Example Orange Pi RKNN run:

uv run python scripts/device_detector_benchmark.py run \
  --bundle blob/device_benchmarks/chamber_zone_pair_bundle \
  --output-dir blob/device_benchmarks/orangepi_npu_rknn_20260406 \
  --runtime rknn \
  --rknn-model 20260331-zone-classification-chamber-yolo11s=/path/to/yolo11s.rknn \
  --rknn-model 20260331-zone-classification-chamber-nanodet=/path/to/nanodet.rknn

Compare two result sets

Use compare when you want a machine-readable quality diff:

uv run python scripts/device_detector_benchmark.py compare \
  --left-results-dir blob/device_benchmarks/local_m4_cpu_20260406 \
  --right-results-dir blob/device_benchmarks/spencer_pi5_hailo \
  --output blob/device_benchmarks/local_cpu_vs_spencer_pi_hailo_20260406.json

This is the main parity check before trusting a new target path.

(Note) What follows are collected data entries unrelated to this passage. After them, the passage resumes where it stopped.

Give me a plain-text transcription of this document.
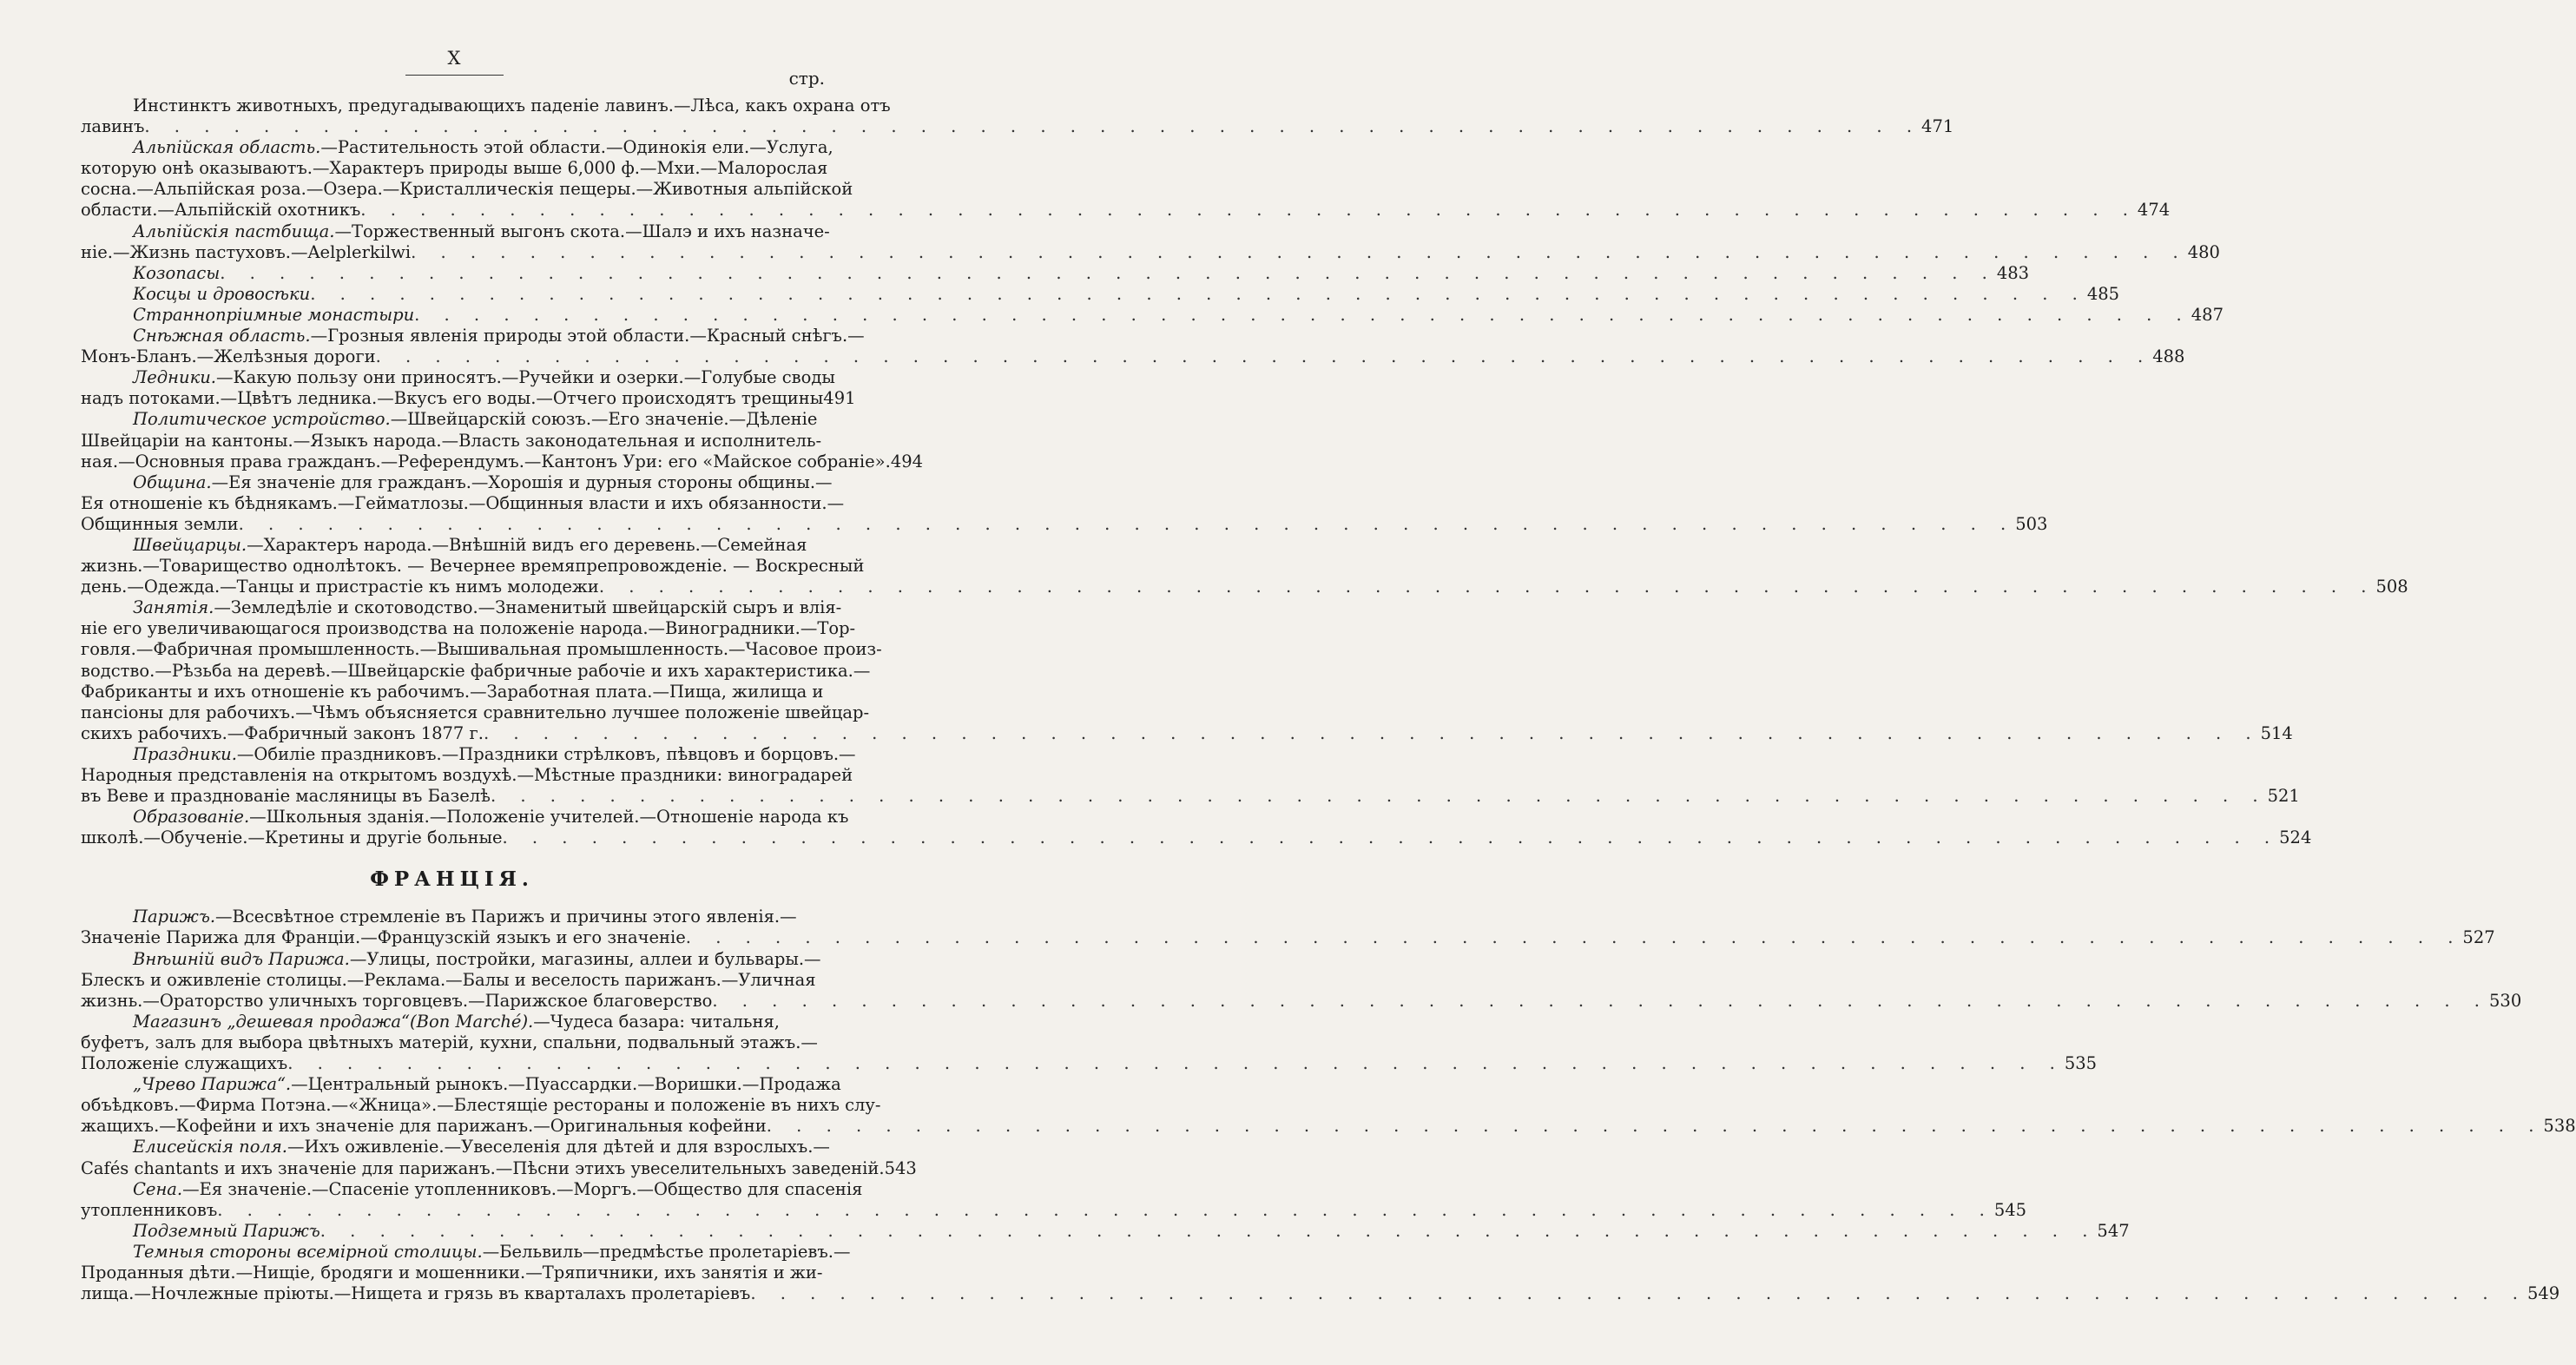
X
стр.
Инстинктъ животныхъ, предугадывающихъ паденіе лавинъ.—Лѣса, какъ охрана отъ
лавинъ . . . . . . . . . . . . . . . . . . . . . . . . . . . . . . . . . . . . . . . . . . . . . . . . . . . . . . . . . . . . 471
Альпійская область.—Растительность этой области.—Одинокія ели.—Услуга,
которую онѣ оказываютъ.—Характеръ природы выше 6,000 ф.—Мхи.—Малорослая
сосна.—Альпійская роза.—Озера.—Кристаллическія пещеры.—Животныя альпійской
области.—Альпійскій охотникъ . . . . . . . . . . . . . . . . . . . . . . . . . . . . . . . . . . . . . . . . . . . . . . . . . . . . . . . . . . . . 474
Альпійскія пастбища.—Торжественный выгонъ скота.—Шалэ и ихъ назначе-
ніе.—Жизнь пастуховъ.—Aelplerkilwi . . . . . . . . . . . . . . . . . . . . . . . . . . . . . . . . . . . . . . . . . . . . . . . . . . . . . . . . . . . . 480
Козопасы . . . . . . . . . . . . . . . . . . . . . . . . . . . . . . . . . . . . . . . . . . . . . . . . . . . . . . . . . . . . 483
Косцы и дровосѣки . . . . . . . . . . . . . . . . . . . . . . . . . . . . . . . . . . . . . . . . . . . . . . . . . . . . . . . . . . . . 485
Страннопріимные монастыри . . . . . . . . . . . . . . . . . . . . . . . . . . . . . . . . . . . . . . . . . . . . . . . . . . . . . . . . . . . . 487
Снѣжная область.—Грозныя явленія природы этой области.—Красный снѣгъ.—
Монъ-Бланъ.—Желѣзныя дороги . . . . . . . . . . . . . . . . . . . . . . . . . . . . . . . . . . . . . . . . . . . . . . . . . . . . . . . . . . . . 488
Ледники.—Какую пользу они приносятъ.—Ручейки и озерки.—Голубые своды
надъ потоками.—Цвѣтъ ледника.—Вкусъ его воды.—Отчего происходятъ трещины 491
Политическое устройство.—Швейцарскій союзъ.—Его значеніе.—Дѣленіе
Швейцаріи на кантоны.—Языкъ народа.—Власть законодательная и исполнитель-
ная.—Основныя права гражданъ.—Референдумъ.—Кантонъ Ури: его «Майское собраніе». 494
Община.—Ея значеніе для гражданъ.—Хорошія и дурныя стороны общины.—
Ея отношеніе къ бѣднякамъ.—Гейматлозы.—Общинныя власти и ихъ обязанности.—
Общинныя земли . . . . . . . . . . . . . . . . . . . . . . . . . . . . . . . . . . . . . . . . . . . . . . . . . . . . . . . . . . . . 503
Швейцарцы.—Характеръ народа.—Внѣшній видъ его деревень.—Семейная
жизнь.—Товарищество однолѣтокъ. — Вечернее времяпрепровожденіе. — Воскресный
день.—Одежда.—Танцы и пристрастіе къ нимъ молодежи . . . . . . . . . . . . . . . . . . . . . . . . . . . . . . . . . . . . . . . . . . . . . . . . . . . . . . . . . . . . 508
Занятія.—Земледѣліе и скотоводство.—Знаменитый швейцарскій сыръ и влія-
ніе его увеличивающагося производства на положеніе народа.—Виноградники.—Тор-
говля.—Фабричная промышленность.—Вышивальная промышленность.—Часовое произ-
водство.—Рѣзьба на деревѣ.—Швейцарскіе фабричные рабочіе и ихъ характеристика.—
Фабриканты и ихъ отношеніе къ рабочимъ.—Заработная плата.—Пища, жилища и
пансіоны для рабочихъ.—Чѣмъ объясняется сравнительно лучшее положеніе швейцар-
скихъ рабочихъ.—Фабричный законъ 1877 г. . . . . . . . . . . . . . . . . . . . . . . . . . . . . . . . . . . . . . . . . . . . . . . . . . . . . . . . . . . . . 514
Праздники.—Обиліе праздниковъ.—Праздники стрѣлковъ, пѣвцовъ и борцовъ.—
Народныя представленія на открытомъ воздухѣ.—Мѣстные праздники: виноградарей
въ Веве и празднованіе масляницы въ Базелѣ . . . . . . . . . . . . . . . . . . . . . . . . . . . . . . . . . . . . . . . . . . . . . . . . . . . . . . . . . . . . 521
Образованіе.—Школьныя зданія.—Положеніе учителей.—Отношеніе народа къ
школѣ.—Обученіе.—Кретины и другіе больные . . . . . . . . . . . . . . . . . . . . . . . . . . . . . . . . . . . . . . . . . . . . . . . . . . . . . . . . . . . . 524
ФРАНЦІЯ.
Парижъ.—Всесвѣтное стремленіе въ Парижъ и причины этого явленія.—
Значеніе Парижа для Франціи.—Французскій языкъ и его значеніе . . . . . . . . . . . . . . . . . . . . . . . . . . . . . . . . . . . . . . . . . . . . . . . . . . . . . . . . . . . . 527
Внѣшній видъ Парижа.—Улицы, постройки, магазины, аллеи и бульвары.—
Блескъ и оживленіе столицы.—Реклама.—Балы и веселость парижанъ.—Уличная
жизнь.—Ораторство уличныхъ торговцевъ.—Парижское благоверство . . . . . . . . . . . . . . . . . . . . . . . . . . . . . . . . . . . . . . . . . . . . . . . . . . . . . . . . . . . . 530
Магазинъ „дешевая продажа“(Bon Marché).—Чудеса базара: читальня,
буфетъ, залъ для выбора цвѣтныхъ матерій, кухни, спальни, подвальный этажъ.—
Положеніе служащихъ . . . . . . . . . . . . . . . . . . . . . . . . . . . . . . . . . . . . . . . . . . . . . . . . . . . . . . . . . . . . 535
„Чрево Парижа“.—Центральный рынокъ.—Пуассардки.—Воришки.—Продажа
объѣдковъ.—Фирма Потэна.—«Жница».—Блестящіе рестораны и положеніе въ нихъ слу-
жащихъ.—Кофейни и ихъ значеніе для парижанъ.—Оригинальныя кофейни . . . . . . . . . . . . . . . . . . . . . . . . . . . . . . . . . . . . . . . . . . . . . . . . . . . . . . . . . . . . 538
Елисейскія поля.—Ихъ оживленіе.—Увеселенія для дѣтей и для взрослыхъ.—
Cafés chantants и ихъ значеніе для парижанъ.—Пѣсни этихъ увеселительныхъ заведеній. 543
Сена.—Ея значеніе.—Спасеніе утопленниковъ.—Моргъ.—Общество для спасенія
утопленниковъ . . . . . . . . . . . . . . . . . . . . . . . . . . . . . . . . . . . . . . . . . . . . . . . . . . . . . . . . . . . . 545
Подземный Парижъ . . . . . . . . . . . . . . . . . . . . . . . . . . . . . . . . . . . . . . . . . . . . . . . . . . . . . . . . . . . . 547
Темныя стороны всемірной столицы.—Бельвиль—предмѣстье пролетаріевъ.—
Проданныя дѣти.—Нищіе, бродяги и мошенники.—Тряпичники, ихъ занятія и жи-
лища.—Ночлежные пріюты.—Нищета и грязь въ кварталахъ пролетаріевъ . . . . . . . . . . . . . . . . . . . . . . . . . . . . . . . . . . . . . . . . . . . . . . . . . . . . . . . . . . . . 549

Render a human-friendly report

Use report when you want a visual HTML comparison from benchmark JSONs:

uv run python scripts/device_detector_benchmark.py report \
  --bundle blob/device_benchmarks/chamber_zone_pair_bundle \
  --results-dir blob/device_benchmarks \
  --output blob/device_benchmarks/chamber_zone_pair_report.html

We also maintain two higher-level renderers:

software/client/scripts/render_platform_matrix_report.py
software/client/scripts/render_legacy_parallel_matrix_report.py

Those are summary outputs, not the source of truth. The source of truth is still:

bundle
result JSONs
compare JSONs

Runtime notes

ONNX

Use this as the main correctness path on CPU targets.

Validated:

Mac Mini M4 CPU
Orange Pi CPU
Raspberry Pi 5 CPU with onnxruntime==1.23.2

CoreML

This path currently means ONNX Runtime with CoreMLExecutionProvider.

We are not maintaining a separate exported CoreML model package yet.

NCNN

NCNN support exists in the benchmark tooling, but the current chamber-zone exports are not quality-approved on the tested Pi path.

Treat NCNN as experimental until parity is improved.

RKNN

RKNN support exists in the benchmark tooling, but current quality depends entirely on whether the .rknn files were rebuilt from the exact current ONNX exports.

The current Orange Pi RKNN artifacts should be treated as experimental.

Hailo

Hailo runs need compiled HEF files. The compile workflow is documented in Hailo HEF Workflow.

Artifact policy

To avoid accumulating random JSON and HTML files:

Keep one canonical benchmark bundle per detector set.
Keep one canonical result directory per device, runtime, and date.
Keep compare JSONs for approved decision points.
Keep only the summary HTML reports that still matter.
Delete or regenerate exploratory reports and logs freely.

The current canonical set is listed in Runtime Status.